Bengali Empathetic LLaMA 🇧🇩
Fine-tuned LLaMA 3.1-8B-Instruct for empathetic Bengali conversations using LoRA (Low-Rank Adaptation).
📖 Table of Contents
- Model Description
- Training Details
- Evaluation Results
- Sample Responses
- Design Decisions & Trade-offs
- Architecture & OOP Design
- Usage
- Challenges Faced
- Future Improvements
- Files in This Repository
Model Description
This model is a LoRA fine-tuned version of Meta's LLaMA 3.1-8B-Instruct, specifically trained to generate compassionate and empathetic responses in Bengali.
What This Model Does
- Input: Bengali text expressing emotions (sadness, happiness, frustration, etc.)

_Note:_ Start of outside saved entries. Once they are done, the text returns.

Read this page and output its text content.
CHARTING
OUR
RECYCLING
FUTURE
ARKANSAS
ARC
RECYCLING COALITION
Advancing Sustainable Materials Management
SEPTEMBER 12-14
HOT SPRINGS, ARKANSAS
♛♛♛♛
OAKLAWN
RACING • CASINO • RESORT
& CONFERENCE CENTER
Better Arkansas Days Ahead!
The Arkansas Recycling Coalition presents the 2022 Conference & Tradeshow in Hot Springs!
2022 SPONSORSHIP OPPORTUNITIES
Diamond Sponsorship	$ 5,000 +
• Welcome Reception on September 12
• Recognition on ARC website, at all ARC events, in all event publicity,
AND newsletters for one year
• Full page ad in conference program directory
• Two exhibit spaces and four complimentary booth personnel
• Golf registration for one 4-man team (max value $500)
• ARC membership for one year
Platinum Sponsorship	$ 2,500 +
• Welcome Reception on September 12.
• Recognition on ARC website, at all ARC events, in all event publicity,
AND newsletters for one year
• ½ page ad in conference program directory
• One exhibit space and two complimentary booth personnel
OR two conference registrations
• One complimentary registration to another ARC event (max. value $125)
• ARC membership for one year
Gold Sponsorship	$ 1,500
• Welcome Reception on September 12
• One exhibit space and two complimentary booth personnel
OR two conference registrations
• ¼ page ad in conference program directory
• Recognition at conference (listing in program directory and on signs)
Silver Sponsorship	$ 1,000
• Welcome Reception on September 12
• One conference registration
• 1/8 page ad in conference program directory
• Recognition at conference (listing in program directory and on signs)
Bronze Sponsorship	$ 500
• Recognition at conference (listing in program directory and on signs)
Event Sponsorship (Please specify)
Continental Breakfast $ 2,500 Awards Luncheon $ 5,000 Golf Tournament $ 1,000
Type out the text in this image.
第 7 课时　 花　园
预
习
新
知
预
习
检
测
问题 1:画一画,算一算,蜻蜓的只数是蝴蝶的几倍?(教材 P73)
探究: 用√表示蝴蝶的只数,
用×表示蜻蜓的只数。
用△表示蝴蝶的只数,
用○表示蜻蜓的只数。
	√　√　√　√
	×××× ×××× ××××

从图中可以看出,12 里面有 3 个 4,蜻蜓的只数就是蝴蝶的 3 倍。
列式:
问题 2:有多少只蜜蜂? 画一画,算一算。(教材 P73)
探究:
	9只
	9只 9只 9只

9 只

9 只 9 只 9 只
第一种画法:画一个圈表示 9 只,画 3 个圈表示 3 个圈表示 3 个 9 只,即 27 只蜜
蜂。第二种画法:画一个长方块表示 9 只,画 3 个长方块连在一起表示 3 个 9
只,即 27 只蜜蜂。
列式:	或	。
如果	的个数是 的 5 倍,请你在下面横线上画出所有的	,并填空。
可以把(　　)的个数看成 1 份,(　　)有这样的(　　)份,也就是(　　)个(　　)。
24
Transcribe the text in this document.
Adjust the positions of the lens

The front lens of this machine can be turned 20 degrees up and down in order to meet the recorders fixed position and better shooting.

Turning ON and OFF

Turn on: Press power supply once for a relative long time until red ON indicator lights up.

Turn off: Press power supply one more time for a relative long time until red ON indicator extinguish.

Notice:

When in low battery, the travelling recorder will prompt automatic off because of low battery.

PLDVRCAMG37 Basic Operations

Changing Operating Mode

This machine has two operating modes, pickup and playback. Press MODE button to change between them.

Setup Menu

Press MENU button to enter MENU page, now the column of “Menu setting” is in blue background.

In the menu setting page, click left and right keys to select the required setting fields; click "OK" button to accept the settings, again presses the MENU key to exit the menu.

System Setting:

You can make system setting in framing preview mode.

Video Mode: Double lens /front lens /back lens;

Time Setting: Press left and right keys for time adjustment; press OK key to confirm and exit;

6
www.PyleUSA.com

- Output: Empathetic Bengali response with emotional understanding
Example
Input: আমি খুব একা অনুভব করছি। (I feel very lonely)
Output: হ্যাঁ, এটা খুব কঠিন। কিন্তু আমি আশা করি আপনি শীঘ্রই একজন বন্ধু পাবেন।
(Yes, this is very hard. But I hope you will find a friend soon.)
Training Details
Training History
❌ First Attempt (Interrupted - Progress Lost)
Our initial training with optimal settings was interrupted at 66% completion due to Kaggle session timeout:
| Setting | Value |
|---|---|
| Data | 100% (10,749 samples) |
| Epochs | 3 |
| Max Length | 384 tokens |
| Progress | 5,329 / 8,061 steps (66%) |
Loss Progression (Before Interruption):
| Step | Training Loss | Validation Loss |
|---|---|---|
| 500 | 0.4459 | - |
| 1000 | 0.3869 | - |
| 2000 | 0.3292 | 0.3281 |
| 3000 | 0.2450 | - |
| 4000 | 0.2351 | 0.2642 |
| 5000 | 0.2093 | - |
| 5329 | Session Timeout | - |
⚠️ If completed, this training would have achieved ~0.18-0.20 final loss with significantly better quality. The checkpoint was lost because saves were configured every 2000 steps, and the session crashed before the next save.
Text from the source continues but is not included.